Jagmohan Singh Dakaunda, general secretary of Bhartiya Kisan Union (Dakaunda), welcomed the AAP manifesto’s intent, but questioned its practicality: “How would the state government be able to waive off the loans of commercial banks that are controlled by the Centre? This is more so, when the non-cooperation between the AAP government in Delhi and the Centre is known to all”. According to the Punjabi University survey, commercial banks accounted for 56.68 per cent of the Rs 56,481 crore institutional debts of farmers. In other words, no waiver/relief scheme is possible to implement without Central-state cooperation.
Gian Singh, professor of economics who headed the team that undertook the survey, was equally skeptical about implementation of the ‘Sir Chhotu Ram Act’ relating to loans extended by moneylenders and other private market agents. “Most farmers won’t qualify for any relief on this front, as there is no proper record of loans taken by them from private players,” he pointed out.
The survey led by Singh has revealed that nearly 92 per cent of landless labourers in Punjab accessed loans from non-institutional sources, with this ratio being 40 per cent for marginal and 30 per cent for small farmers. Only 8 per cent of large farmers were reliant on non-institutional credit, which means they stand to benefit more from any scheme that will ultimately address only outstanding dues to commercial or cooperative banks.
Interestingly, the Akali Dal-BJP government has enacted the Punjab Settlement of Agricultural Indebtedness Act that provides for establishment of district-level forums and a state-level tribunal to help farmers reconcile and settle their non-institutional debts.
S S Johl, agricultural economist and chancellor of the Central University of Punjab at Bathinda, was clear that waiving off of debts isn’t going to end the miseries of farmers. “You need to address the problem at its roots. What is the guarantee that the farmer will not become indebted again after a waiver? The real solution to debt lies in increasing the income of farmers, which can come only when there is no mismatch between price realisations and production costs,” he said.
“Indebtedness will end only with the implementation of the M S Swaminathan commission’s recommendation to guarantee at least 50 per cent returns over cost of production while fixing minimum support prices for crops,” added Dakaunda.

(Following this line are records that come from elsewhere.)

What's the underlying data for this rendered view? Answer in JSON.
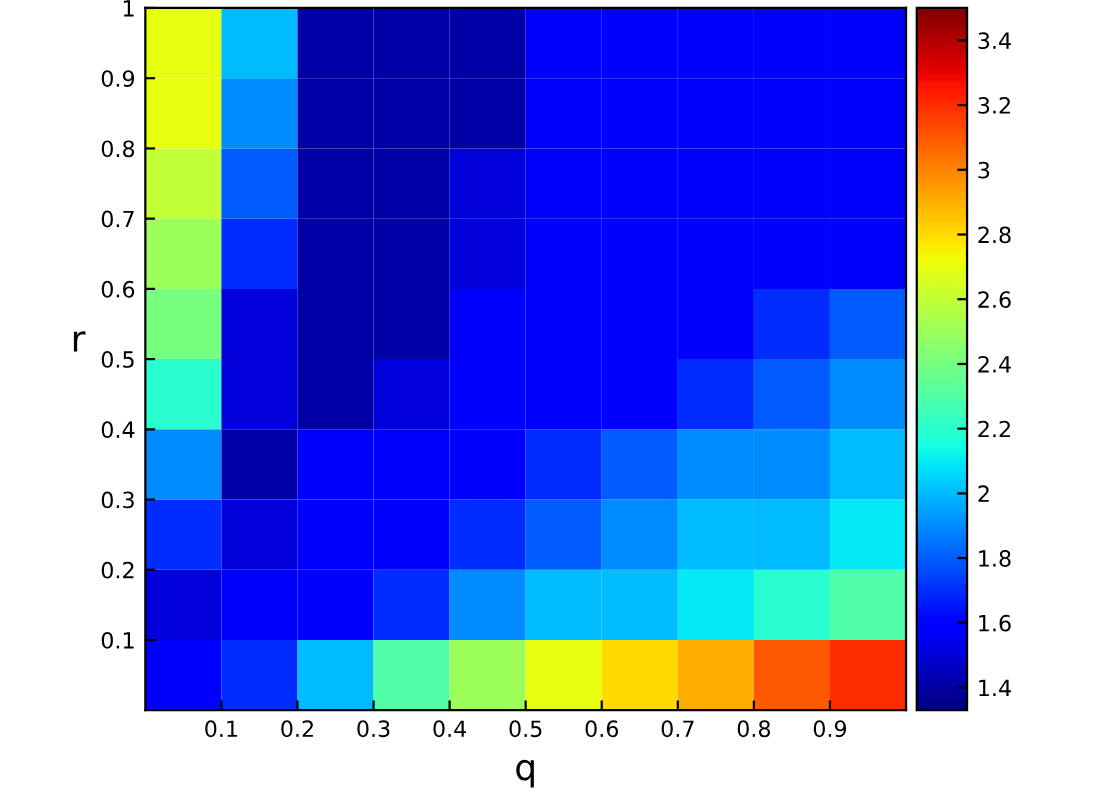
{
  "chart_data": {
    "type": "heatmap",
    "xlabel": "q",
    "ylabel": "r",
    "x": [
      0.05,
      0.15,
      0.25,
      0.35,
      0.45,
      0.55,
      0.65,
      0.75,
      0.85,
      0.95
    ],
    "y": [
      0.05,
      0.15,
      0.25,
      0.35,
      0.45,
      0.55,
      0.65,
      0.75,
      0.85,
      0.95
    ],
    "cells": [
      [
        1.6,
        1.7,
        2.0,
        2.3,
        2.5,
        2.7,
        2.8,
        2.9,
        3.1,
        3.2
      ],
      [
        1.5,
        1.6,
        1.6,
        1.7,
        1.9,
        2.0,
        2.0,
        2.1,
        2.2,
        2.3
      ],
      [
        1.7,
        1.5,
        1.6,
        1.6,
        1.7,
        1.8,
        1.9,
        2.0,
        2.0,
        2.1
      ],
      [
        1.9,
        1.4,
        1.6,
        1.6,
        1.6,
        1.7,
        1.8,
        1.9,
        1.9,
        2.0
      ],
      [
        2.2,
        1.5,
        1.4,
        1.5,
        1.6,
        1.6,
        1.6,
        1.7,
        1.8,
        1.9
      ],
      [
        2.4,
        1.5,
        1.4,
        1.4,
        1.6,
        1.6,
        1.6,
        1.6,
        1.7,
        1.8
      ],
      [
        2.5,
        1.7,
        1.4,
        1.4,
        1.5,
        1.6,
        1.6,
        1.6,
        1.6,
        1.6
      ],
      [
        2.6,
        1.8,
        1.4,
        1.4,
        1.5,
        1.6,
        1.6,
        1.6,
        1.6,
        1.6
      ],
      [
        2.7,
        1.9,
        1.4,
        1.4,
        1.4,
        1.6,
        1.6,
        1.6,
        1.6,
        1.6
      ],
      [
        2.7,
        2.0,
        1.4,
        1.4,
        1.4,
        1.6,
        1.6,
        1.6,
        1.6,
        1.6
      ]
    ],
    "xlim": [
      0,
      1
    ],
    "ylim": [
      0,
      1
    ],
    "xticks": [
      0.1,
      0.2,
      0.3,
      0.4,
      0.5,
      0.6,
      0.7,
      0.8,
      0.9
    ],
    "yticks": [
      0.1,
      0.2,
      0.3,
      0.4,
      0.5,
      0.6,
      0.7,
      0.8,
      0.9,
      1
    ],
    "clim": [
      1.33,
      3.5
    ],
    "cticks": [
      1.4,
      1.6,
      1.8,
      2,
      2.2,
      2.4,
      2.6,
      2.8,
      3,
      3.2,
      3.4
    ]
  }
}
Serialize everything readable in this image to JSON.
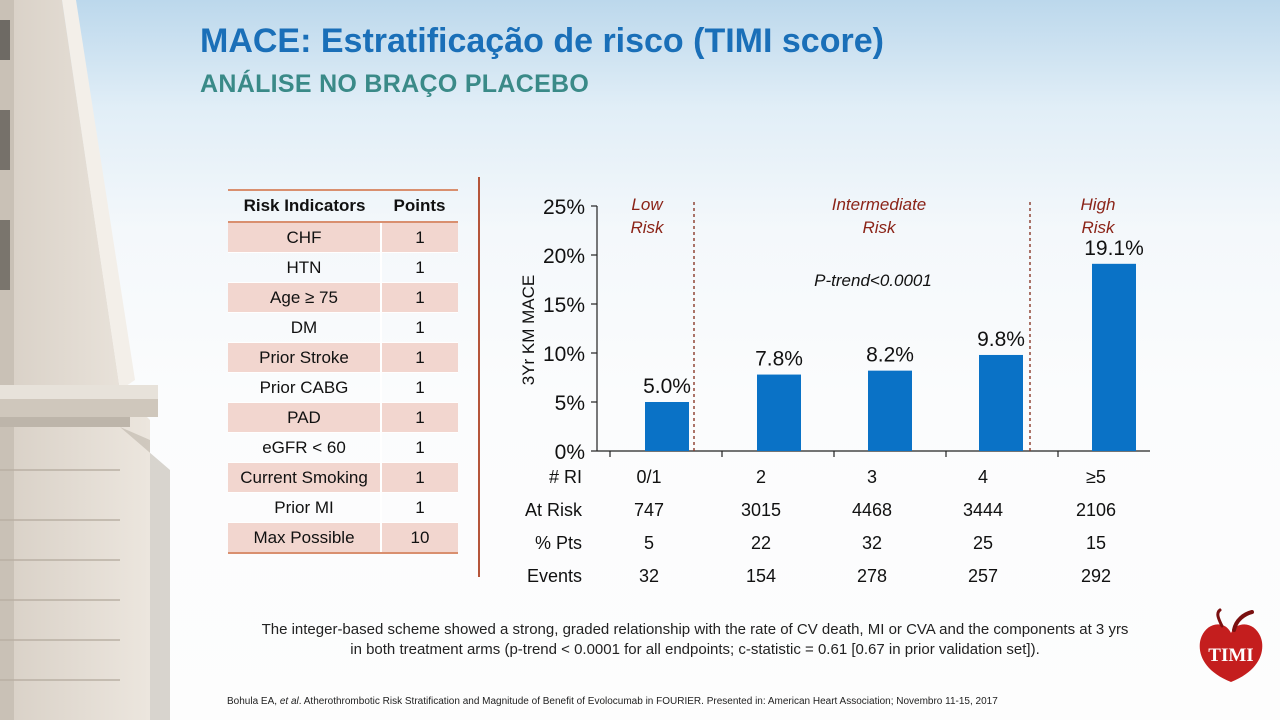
{
  "header": {
    "title": "MACE: Estratificação de risco (TIMI score)",
    "subtitle": "ANÁLISE NO BRAÇO PLACEBO"
  },
  "risk_table": {
    "columns": [
      "Risk Indicators",
      "Points"
    ],
    "rows": [
      {
        "label": "CHF",
        "points": "1"
      },
      {
        "label": "HTN",
        "points": "1"
      },
      {
        "label": "Age ≥ 75",
        "points": "1"
      },
      {
        "label": "DM",
        "points": "1"
      },
      {
        "label": "Prior Stroke",
        "points": "1"
      },
      {
        "label": "Prior CABG",
        "points": "1"
      },
      {
        "label": "PAD",
        "points": "1"
      },
      {
        "label": "eGFR < 60",
        "points": "1"
      },
      {
        "label": "Current Smoking",
        "points": "1"
      },
      {
        "label": "Prior MI",
        "points": "1"
      },
      {
        "label": "Max Possible",
        "points": "10"
      }
    ]
  },
  "chart_data": {
    "type": "bar",
    "ylabel": "3Yr KM MACE",
    "ylim": [
      0,
      25
    ],
    "yticks": [
      "0%",
      "5%",
      "10%",
      "15%",
      "20%",
      "25%"
    ],
    "categories": [
      "0/1",
      "2",
      "3",
      "4",
      "≥5"
    ],
    "values": [
      5.0,
      7.8,
      8.2,
      9.8,
      19.1
    ],
    "value_labels": [
      "5.0%",
      "7.8%",
      "8.2%",
      "9.8%",
      "19.1%"
    ],
    "bar_color": "#0a72c6",
    "risk_groups": [
      {
        "line1": "Low",
        "line2": "Risk"
      },
      {
        "line1": "Intermediate",
        "line2": "Risk"
      },
      {
        "line1": "High",
        "line2": "Risk"
      }
    ],
    "annotation": "P-trend<0.0001",
    "table_rows": [
      {
        "label": "# RI",
        "values": [
          "0/1",
          "2",
          "3",
          "4",
          "≥5"
        ]
      },
      {
        "label": "At Risk",
        "values": [
          "747",
          "3015",
          "4468",
          "3444",
          "2106"
        ]
      },
      {
        "label": "% Pts",
        "values": [
          "5",
          "22",
          "32",
          "25",
          "15"
        ]
      },
      {
        "label": "Events",
        "values": [
          "32",
          "154",
          "278",
          "257",
          "292"
        ]
      }
    ]
  },
  "caption": {
    "line1": "The integer-based scheme showed a strong, graded relationship with the rate of CV death, MI or CVA and the components at 3 yrs",
    "line2": "in both treatment arms (p-trend < 0.0001 for all endpoints; c-statistic = 0.61 [0.67 in prior validation set])."
  },
  "citation": {
    "author": "Bohula EA,",
    "etal": "et al",
    "rest": ". Atherothrombotic Risk Stratification and Magnitude of Benefit of Evolocumab in FOURIER. Presented in: American Heart Association; Novembro 11-15, 2017"
  },
  "logo": {
    "text": "TIMI",
    "colors": {
      "red": "#c41e1e",
      "dark": "#7a1010"
    }
  }
}
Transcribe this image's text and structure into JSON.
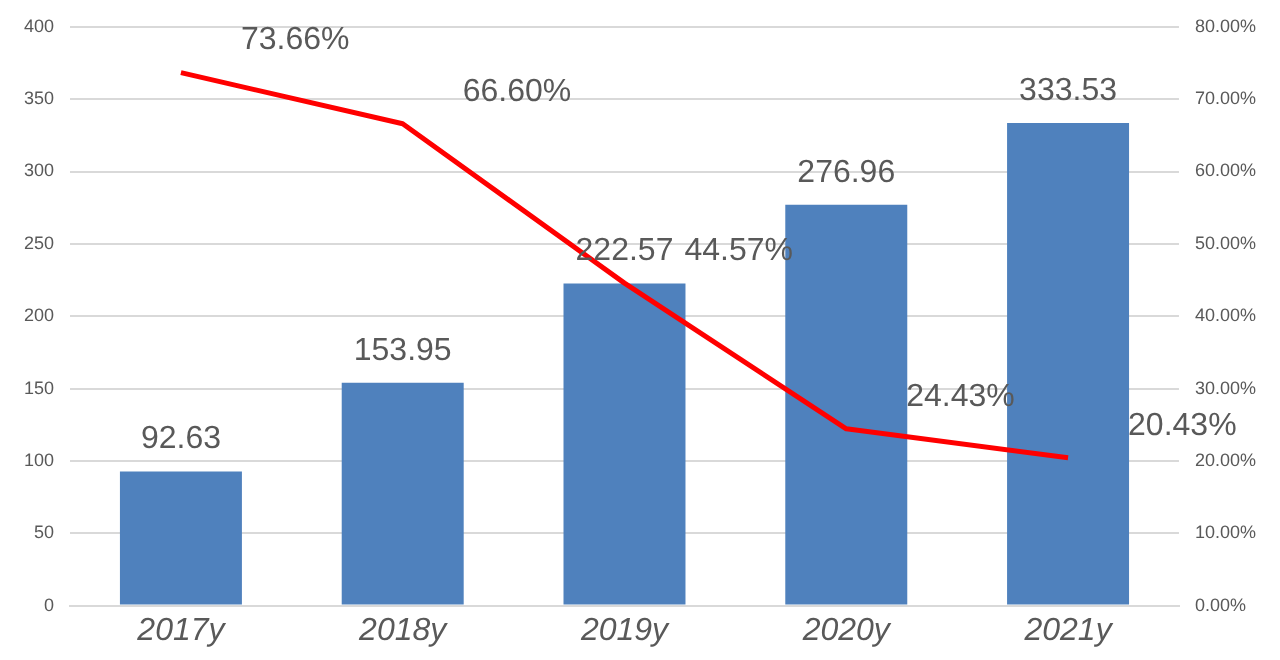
{
  "chart_data": {
    "type": "bar",
    "categories": [
      "2017y",
      "2018y",
      "2019y",
      "2020y",
      "2021y"
    ],
    "series": [
      {
        "color": "#4f81bd",
        "values": [
          92.63,
          153.95,
          222.57,
          276.96,
          333.53
        ],
        "value_labels": [
          "92.63",
          "153.95",
          "222.57",
          "276.96",
          "333.53"
        ]
      },
      {
        "type": "line",
        "axis": "y2",
        "color": "#ff0000",
        "values": [
          73.66,
          66.6,
          44.57,
          24.43,
          20.43
        ],
        "value_labels": [
          "73.66%",
          "66.60%",
          "44.57%",
          "24.43%",
          "20.43%"
        ]
      }
    ],
    "ylim": [
      0,
      400
    ],
    "yticks": [
      0,
      50,
      100,
      150,
      200,
      250,
      300,
      350,
      400
    ],
    "y2lim": [
      0,
      80
    ],
    "y2ticks": [
      {
        "value": 0,
        "label": "0.00%"
      },
      {
        "value": 10,
        "label": "10.00%"
      },
      {
        "value": 20,
        "label": "20.00%"
      },
      {
        "value": 30,
        "label": "30.00%"
      },
      {
        "value": 40,
        "label": "40.00%"
      },
      {
        "value": 50,
        "label": "50.00%"
      },
      {
        "value": 60,
        "label": "60.00%"
      },
      {
        "value": 70,
        "label": "70.00%"
      },
      {
        "value": 80,
        "label": "80.00%"
      }
    ],
    "grid": "y",
    "legend": false,
    "marker": "none"
  }
}
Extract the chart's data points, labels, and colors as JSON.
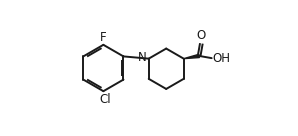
{
  "bg_color": "#ffffff",
  "line_color": "#1a1a1a",
  "bond_width": 1.4,
  "figsize": [
    2.98,
    1.36
  ],
  "dpi": 100,
  "xlim": [
    0.0,
    1.0
  ],
  "ylim": [
    0.05,
    0.95
  ]
}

Farmers, too, drew a link between their incomes and debt problems. “Till we don’t get good incomes from our fields, we will never come out of debt,” said Jasbir Singh, a six-acre farmer from Kang Sahbu village in Nakodar tehsil of Jalandhar, whose Rs one lakh loan taken a decade ago from a moneylender has now mounted to Rs 3.5 lakh.
“The arhtiyas charge 18-24 per cent interest, as against 11-13 per cent of the banks. But in cases of emergencies, we can rely only on the former, as the latter insist on too much of documentation and other procedures,” observed Ajit Singh, another farmer from Pasla village in Jalandhar’s Rurka Kalan tehsil.
Ravinder Singh Cheema, president of Punjab’s Arhtiya Association, warned political parties against making statements about waiving off farmers’ dues to commission agents: “It will break the trust bond between us and the farmers. Ultimately, it is they who will suffer if we stop lending to them”.
His statement captured the reality of agricultural situation in Punjab and much of India. Today, with crop prices depressed, farmer incomes are under pressure. And that is conducive for debt build-up, which state-imposed waivers can only temporarily fix.